Ефимий поспешил на помощь.
Он обнаружил товарища рядом с большой дырой в скале – по-видимому, входом в пещеру. Возбуждённый, раскрасневшийся Михей суетился подле неё. Увидев Ефимия, со всех ног бросился к нему.
– Скорее, пойдём, я нашёл такое, такое!
Не дожидаясь реакции, он потащил Ефимия внутрь.
Перед ними открылась большая выемка в скале. Поскольку она не уходила глубоко, дневного света вполне хватало, чтобы рассмотреть и догадаться о её предназначении. Это была кузница. Да-да-да, Михей нашёл самую настоящую кузню. Посреди на скальном полу на камне-подставке располагалась массивная наковальня, рядом, в углублениях, проделанных в стенах, лежали длинные железные полоски, видимо, заготовки, из которых кузнецы ковали свои изделия. У наковальни были разбросаны кузнечные молотки, прихватки. Тут же рядом имелось ещё одно углубление, скорее всего для воды, которая стекала со стены. Наверное, в нём закаливали металл.
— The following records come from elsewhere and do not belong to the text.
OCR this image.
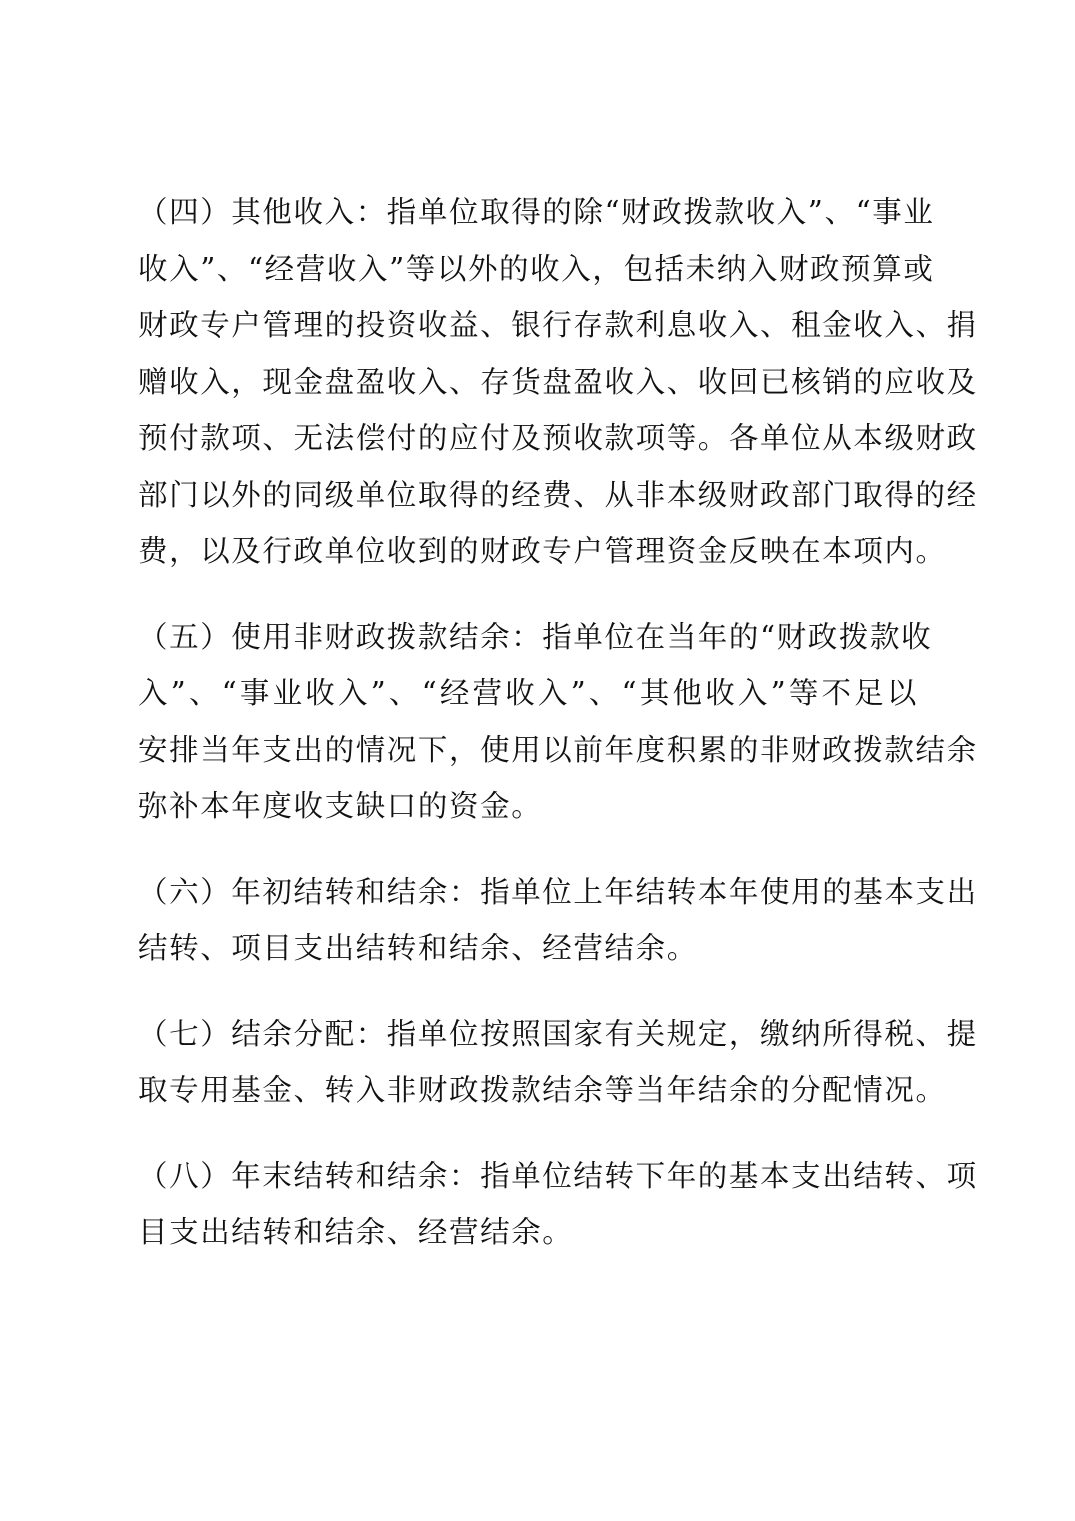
（四）其他收入：指单位取得的除“财政拨款收入”、“事业
收入”、“经营收入”等以外的收入，包括未纳入财政预算或
财政专户管理的投资收益、银行存款利息收入、租金收入、捐
赠收入，现金盘盈收入、存货盘盈收入、收回已核销的应收及
预付款项、无法偿付的应付及预收款项等。各单位从本级财政
部门以外的同级单位取得的经费、从非本级财政部门取得的经
费，以及行政单位收到的财政专户管理资金反映在本项内。

（五）使用非财政拨款结余：指单位在当年的“财政拨款收
入”、“事业收入”、“经营收入”、“其他收入”等不足以
安排当年支出的情况下，使用以前年度积累的非财政拨款结余
弥补本年度收支缺口的资金。

（六）年初结转和结余：指单位上年结转本年使用的基本支出
结转、项目支出结转和结余、经营结余。

（七）结余分配：指单位按照国家有关规定，缴纳所得税、提
取专用基金、转入非财政拨款结余等当年结余的分配情况。

（八）年末结转和结余：指单位结转下年的基本支出结转、项
目支出结转和结余、经营结余。
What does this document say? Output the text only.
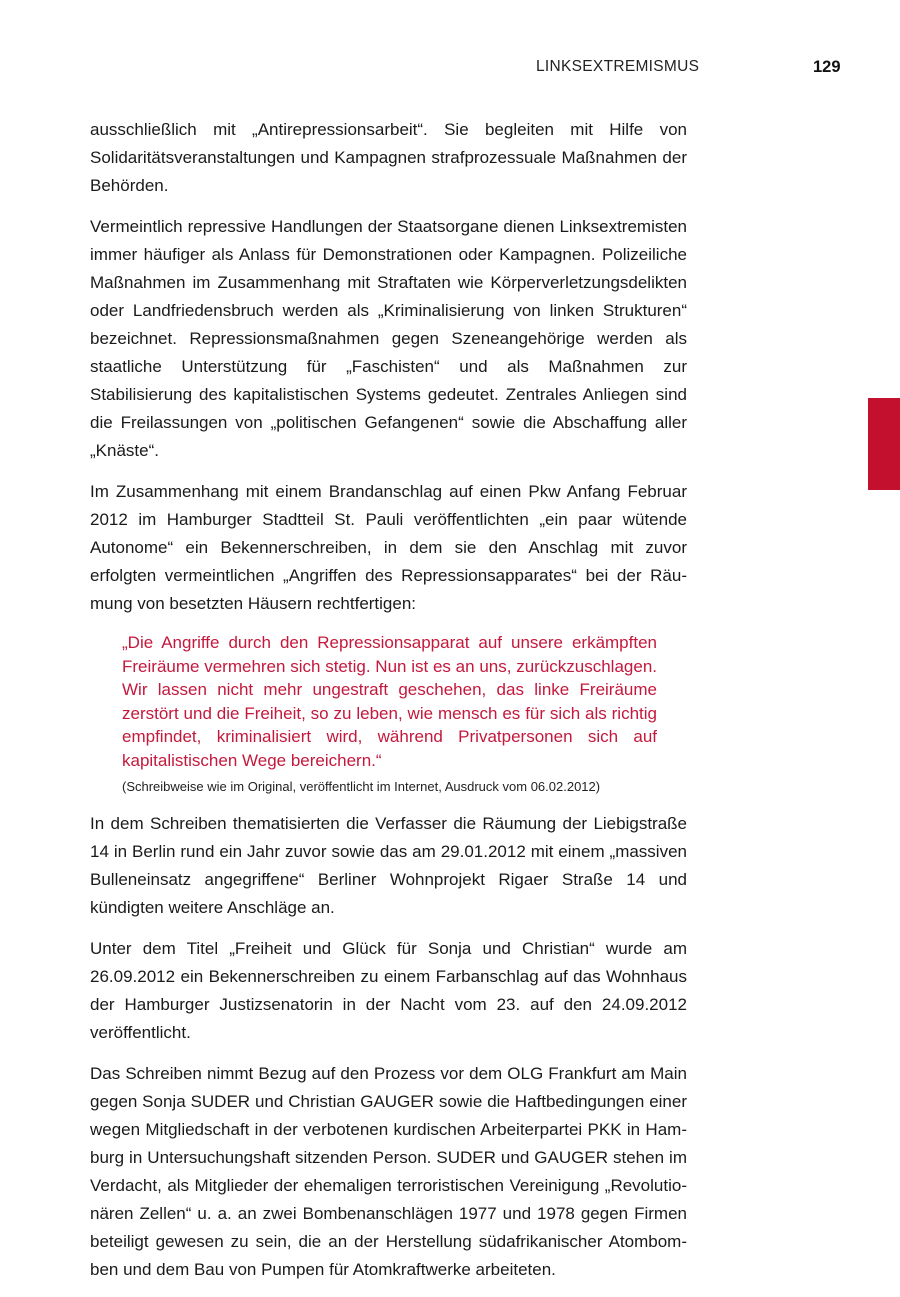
LINKSEXTREMISMUS	129

ausschließlich mit „Antirepressionsarbeit“. Sie begleiten mit Hilfe von Solidaritätsveranstaltungen und Kampagnen strafprozessuale Maßnahmen der Behörden.

Vermeintlich repressive Handlungen der Staatsorgane dienen Linksextremisten immer häufiger als Anlass für Demonstrationen oder Kampagnen. Polizeiliche Maßnahmen im Zusammenhang mit Straftaten wie Körperverletzungsdelikten oder Landfriedensbruch werden als „Kriminalisierung von linken Strukturen“ bezeichnet. Repressionsmaßnahmen gegen Szeneangehörige werden als staatliche Unterstützung für „Faschisten“ und als Maßnahmen zur Stabilisierung des kapitalistischen Systems gedeutet. Zentrales Anliegen sind die Freilassungen von „politischen Gefangenen“ sowie die Abschaffung aller „Knäste“.

Im Zusammenhang mit einem Brandanschlag auf einen Pkw Anfang Februar 2012 im Hamburger Stadtteil St. Pauli veröffentlichten „ein paar wütende Autonome“ ein Bekennerschreiben, in dem sie den Anschlag mit zuvor erfolgten vermeintlichen „Angriffen des Repressionsapparates“ bei der Räumung von besetzten Häusern rechtfertigen:

„Die Angriffe durch den Repressionsapparat auf unsere erkämpften Freiräume vermehren sich stetig. Nun ist es an uns, zurückzuschlagen. Wir lassen nicht mehr ungestraft geschehen, das linke Freiräume zerstört und die Freiheit, so zu leben, wie mensch es für sich als richtig empfindet, kriminalisiert wird, während Privatpersonen sich auf kapitalistischen Wege bereichern.“

(Schreibweise wie im Original, veröffentlicht im Internet, Ausdruck vom 06.02.2012)

In dem Schreiben thematisierten die Verfasser die Räumung der Liebigstraße 14 in Berlin rund ein Jahr zuvor sowie das am 29.01.2012 mit einem „massiven Bulleneinsatz angegriffene“ Berliner Wohnprojekt Rigaer Straße 14 und kündigten weitere Anschläge an.

Unter dem Titel „Freiheit und Glück für Sonja und Christian“ wurde am 26.09.2012 ein Bekennerschreiben zu einem Farbanschlag auf das Wohnhaus der Hamburger Justizsenatorin in der Nacht vom 23. auf den 24.09.2012 veröffentlicht.

Das Schreiben nimmt Bezug auf den Prozess vor dem OLG Frankfurt am Main gegen Sonja SUDER und Christian GAUGER sowie die Haftbedingungen einer wegen Mitgliedschaft in der verbotenen kurdischen Arbeiterpartei PKK in Hamburg in Untersuchungshaft sitzenden Person. SUDER und GAUGER stehen im Verdacht, als Mitglieder der ehemaligen terroristischen Vereinigung „Revolutionären Zellen“ u. a. an zwei Bombenanschlägen 1977 und 1978 gegen Firmen beteiligt gewesen zu sein, die an der Herstellung südafrikanischer Atombomben und dem Bau von Pumpen für Atomkraftwerke arbeiteten.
Рядом с наковальней сохранился горн. Судя по всему, кожаные меха кто-то заменил на новые – они разительно отличались своей свежестью от остальных инструментов. Складывалось впечатление, что кто-то работает в этой кузнечной мастерской и по сей день.
– Ефимий, ты поглянь, ёшкин-морошкин, настоящая кузня!
– Не суетись ты, дай хорошенько осмотреться и подумать.
Михей обиженно притих и сел на корточки у входа.
Ефимий походил по древней кузнице, опробовал молоток, несколько раз стукнув по наковальне, – звук шёл звонкий, чистый… Потом взял металлическую заготовку, помахал ей, словно бы в руках у него не железная полоска, а самый настоящий клинок.
Потом достал бумагу и стал зарисовывать всё, что увидел в кузнечной мастерской.
Солнце поднялось так, что свет его стал сильнее освещать кузницу, и, вероятно, один лучик попал в самую неприметную выемку, в которой в куче были свалены заготовки. И что-то там блеснуло, что одновременно не только заметили, но и почувствовали Михей и Ефимий. Блеснуло и, отразившись от предмета, больно резануло по глазам, так что они зажмурились от неожиданности. Оба вскочили и не сговариваясь бросились к стене, чтобы посмотреть, что так ярко вспыхнуло. Больно стукнулись лбами, выругались и, потирая ушибленные места, зыркнув друг на друга, стали разбирать груду наваленного металла.